O que muda no corpo feminino na menopausa?
Além da oscilação hormonal, ocorre perda progressiva de massa muscular.
“A partir dos 40 anos já começamos a perder musculatura, e com a queda hormonal esse processo se acelera. Como o músculo é um dos tecidos que mais consome energia, sua redução faz com que o consumo energético em repouso também diminua”, afirma.
Com menos músculo, o corpo passa a gastar menos calorias. Ao mesmo tempo, a gordura tende a se concentrar mais na região abdominal, o que aumenta o risco metabólico.
O sono e o estresse também influenciam, segundo a nutricionista.
“Dormir mal desregula hormônios ligados à fome e à saciedade, como grelina e leptina, e o aumento do cortisol está associado ao acúmulo de gordura”, explica.
Dados do Vigitel 2025 mostram que 31,7% dos adultos relatam pelo menos um sintoma de insônia, com prevalência maior entre mulheres, 36,2%, do que entre homens, 26,2%. O descanso insuficiente impacta diretamente a regulação do peso.
Três dicas da nutricionais para acelerar o metabolismo
Diante dessas mudanças, a estratégia precisa ser ajustada. A especialista destaca três pontos importantes.
- Manter a musculatura ativa
“A perda muscular se acelera nesse estágio e isso influencia diretamente o gasto energético. Por isso, a ingestão adequada de proteínas ao longo do dia e a prática regular de exercícios de força são fundamentais”, orienta Fernanda.

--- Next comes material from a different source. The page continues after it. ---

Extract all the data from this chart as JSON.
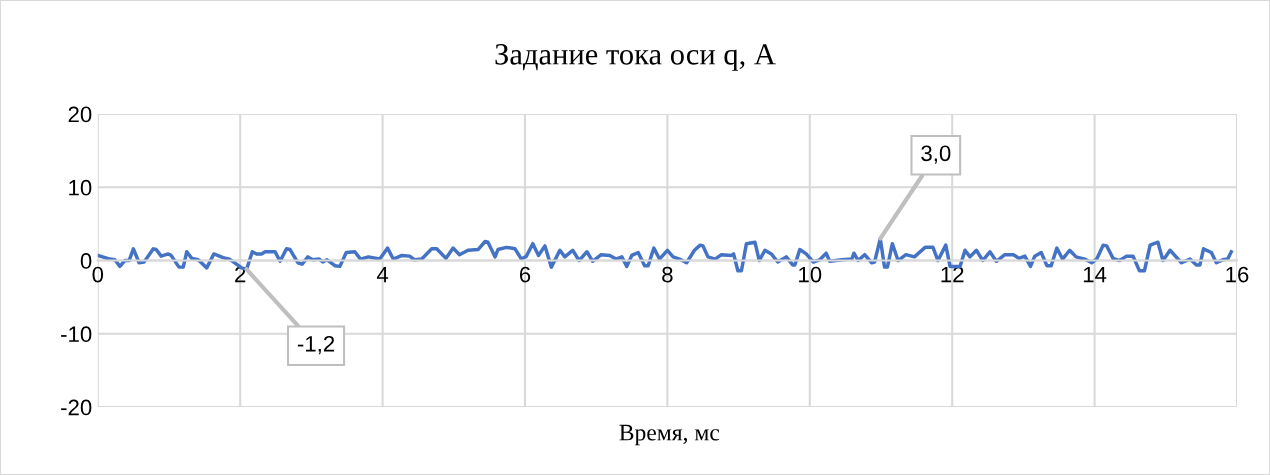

Quanto mais preservada a musculatura, maior o consumo de energia, mesmo em repouso.
- Evitar dietas muito restritivas
“Muitas mulheres reduzem demais a alimentação quando percebem dificuldade para emagrecer, mas isso pode ter efeito contrário. Cortes muito agressivos contribuem para a perda muscular e o corpo responde economizando energia”, alerta.
A orientação é manter uma alimentação equilibrada, que preserve nutrientes e sustente o funcionamento do organismo.
- Buscar suporte profissional
Para a nutricionista, o corpo muda e o plano também precisa mudar.
“Após essa etapa, o emagrecimento tende a ser mais lento, e a frustração pode levar a decisões precipitadas. O suporte profissional permite ajustar a alimentação, monitorar a composição corporal e adaptar a estratégia conforme o organismo responde”, conclui.
Emagrecer na menopausa não é impossível. Mas exige compreensão das mudanças do corpo e escolhas mais conscientes.